Areas of Research
Profile
Larry Snyder's research interests are in supply chain management, logistics, transportation, and facility location problems, models for decision-making under uncertainty, applied optimization, integer programming algorithms and heuristics, and energy applications, especially smart grids.
In smart grid research, Snyder's research uses tools from operations research to address a variety of related optimization problems, drawing upon his research expertise in mathematical models for supply chain management. His research on stochastic facility location and multi-echelon inventory optimization problems finds natural analogies in network design and storage optimization problems in smart grids. His group is developing optimization models and algorithms for dispatch and scheduling problems within the grid (both for service providers and for consumers) in order to design or react to demand-response programs, pricing structures, and other pricing signals that service providers use to shape load profiles. Another avenue of research involves location and dispatch of electricity storage devices (e.g., batteries) in the grid in order to level both the supply and the demand of electricity.
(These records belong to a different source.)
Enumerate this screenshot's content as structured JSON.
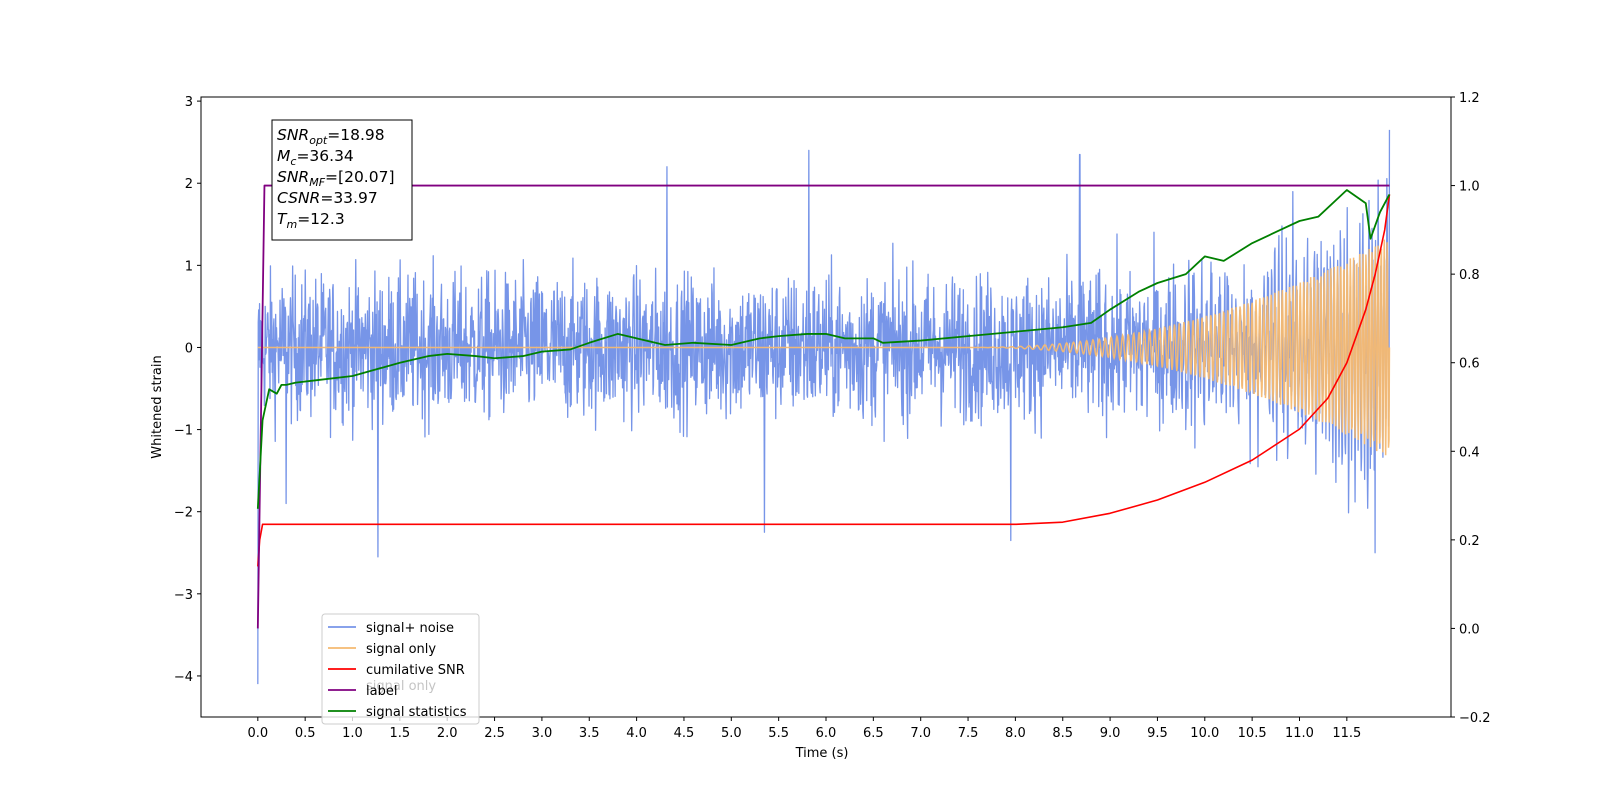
{
  "chart_data": {
    "type": "line",
    "xlabel": "Time (s)",
    "ylabel": "Whitened strain",
    "xlim": [
      -0.6,
      12.6
    ],
    "ylim": [
      -4.5,
      3.05
    ],
    "y2lim": [
      -0.2,
      1.2
    ],
    "x_ticks": [
      "0.0",
      "0.5",
      "1.0",
      "1.5",
      "2.0",
      "2.5",
      "3.0",
      "3.5",
      "4.0",
      "4.5",
      "5.0",
      "5.5",
      "6.0",
      "6.5",
      "7.0",
      "7.5",
      "8.0",
      "8.5",
      "9.0",
      "9.5",
      "10.0",
      "10.5",
      "11.0",
      "11.5"
    ],
    "y_ticks": [
      "−4",
      "−3",
      "−2",
      "−1",
      "0",
      "1",
      "2",
      "3"
    ],
    "y2_ticks": [
      "−0.2",
      "0.0",
      "0.2",
      "0.4",
      "0.6",
      "0.8",
      "1.0",
      "1.2"
    ],
    "legend_placement": "lower-left",
    "legend": [
      {
        "label": "signal+ noise",
        "color": "#7795e8"
      },
      {
        "label": "signal only",
        "color": "#f5b971"
      },
      {
        "label": "cumilative SNR",
        "color": "#ff0000"
      },
      {
        "label": "label",
        "color": "#800080"
      },
      {
        "label": "signal statistics",
        "color": "#008000"
      }
    ],
    "legend_ghost_label": "signal only",
    "annotation": [
      {
        "base": "SNR",
        "sub": "opt",
        "rest": "=18.98"
      },
      {
        "base": "M",
        "sub": "c",
        "rest": "=36.34"
      },
      {
        "base": "SNR",
        "sub": "MF",
        "rest": "=[20.07]"
      },
      {
        "base": "CSNR",
        "sub": "",
        "rest": "=33.97"
      },
      {
        "base": "T",
        "sub": "m",
        "rest": "=12.3"
      }
    ],
    "series": [
      {
        "key": "noise",
        "axis": "left",
        "envelope_x": [
          0.0,
          1.0,
          2.0,
          3.0,
          4.0,
          5.0,
          6.0,
          7.0,
          8.0,
          9.0,
          10.0,
          10.5,
          11.0,
          11.5,
          11.9
        ],
        "envelope_amp": [
          1.15,
          1.15,
          1.15,
          1.15,
          1.15,
          1.15,
          1.15,
          1.15,
          1.15,
          1.18,
          1.22,
          1.25,
          1.3,
          1.38,
          1.5
        ],
        "spikes": [
          [
            0.0,
            -4.1
          ],
          [
            0.3,
            -1.9
          ],
          [
            1.27,
            -2.55
          ],
          [
            4.32,
            2.2
          ],
          [
            5.35,
            -2.25
          ],
          [
            5.82,
            2.4
          ],
          [
            7.95,
            -2.35
          ],
          [
            8.68,
            2.35
          ],
          [
            11.8,
            -2.5
          ],
          [
            11.95,
            2.7
          ]
        ]
      },
      {
        "key": "signal",
        "axis": "left",
        "onset": 7.5,
        "end": 11.95,
        "amp_end": 1.35
      },
      {
        "key": "csnr",
        "axis": "right",
        "x": [
          0.0,
          0.02,
          0.05,
          2.0,
          4.0,
          6.0,
          7.5,
          8.0,
          8.5,
          9.0,
          9.5,
          10.0,
          10.5,
          11.0,
          11.3,
          11.5,
          11.7,
          11.8,
          11.9,
          11.95
        ],
        "y": [
          0.14,
          0.2,
          0.235,
          0.235,
          0.235,
          0.235,
          0.235,
          0.235,
          0.24,
          0.26,
          0.29,
          0.33,
          0.38,
          0.45,
          0.52,
          0.6,
          0.72,
          0.8,
          0.9,
          0.98
        ]
      },
      {
        "key": "label",
        "axis": "right",
        "x": [
          0.0,
          0.07,
          11.95
        ],
        "y": [
          0.0,
          1.0,
          1.0
        ]
      },
      {
        "key": "stats",
        "axis": "right",
        "x": [
          0.0,
          0.05,
          0.12,
          0.2,
          0.25,
          0.3,
          0.4,
          0.6,
          1.0,
          1.5,
          1.8,
          2.0,
          2.3,
          2.5,
          2.8,
          3.0,
          3.3,
          3.5,
          3.8,
          4.0,
          4.3,
          4.6,
          5.0,
          5.3,
          5.5,
          5.8,
          6.0,
          6.2,
          6.5,
          6.6,
          7.0,
          7.5,
          8.0,
          8.5,
          8.8,
          9.0,
          9.3,
          9.5,
          9.8,
          10.0,
          10.2,
          10.5,
          10.8,
          11.0,
          11.2,
          11.5,
          11.7,
          11.75,
          11.85,
          11.95
        ],
        "y": [
          0.27,
          0.47,
          0.54,
          0.53,
          0.55,
          0.55,
          0.555,
          0.56,
          0.57,
          0.6,
          0.615,
          0.62,
          0.615,
          0.61,
          0.615,
          0.625,
          0.63,
          0.645,
          0.665,
          0.655,
          0.64,
          0.645,
          0.64,
          0.655,
          0.66,
          0.665,
          0.665,
          0.655,
          0.655,
          0.645,
          0.65,
          0.66,
          0.67,
          0.68,
          0.69,
          0.72,
          0.76,
          0.78,
          0.8,
          0.84,
          0.83,
          0.87,
          0.9,
          0.92,
          0.93,
          0.99,
          0.96,
          0.88,
          0.94,
          0.98
        ]
      }
    ]
  }
}
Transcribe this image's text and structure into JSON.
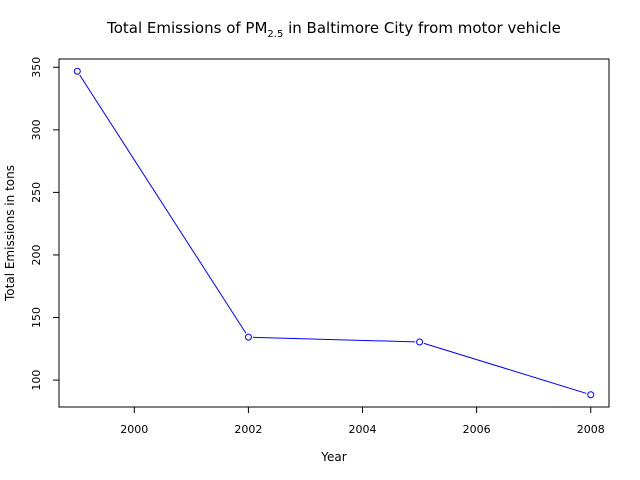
{
  "chart_data": {
    "type": "line",
    "title_parts": {
      "before": "Total Emissions of PM",
      "subscript": "2.5",
      "after": " in Baltimore City from motor vehicle"
    },
    "xlabel": "Year",
    "ylabel": "Total Emissions in tons",
    "x": [
      1999,
      2002,
      2005,
      2008
    ],
    "series": [
      {
        "values": [
          346.82,
          134.31,
          130.43,
          88.28
        ]
      }
    ],
    "x_ticks": [
      "2000",
      "2002",
      "2004",
      "2006",
      "2008"
    ],
    "y_ticks": [
      "100",
      "150",
      "200",
      "250",
      "300",
      "350"
    ],
    "xlim": [
      1998.68,
      2008.32
    ],
    "ylim": [
      78.5,
      356.6
    ],
    "markers": "open-circle",
    "grid": false,
    "colors": {
      "line": "#0000ff",
      "axis": "#000000",
      "background": "#ffffff"
    }
  }
}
Dr. Snyder teaches courses in production and inventory control, quantitative models in supply chain management, advanced inventory theory, and operations research. He serves as co-director of the Center for Value Chain Research at Lehigh. He is a member of Phi Beta Kappa and Sigma Xi. Dr. Snyder has been recipient of IIE Operations Research Track for Best Paper Award and first place honors in the IIE Pritsker Doctoral Dissertation Award.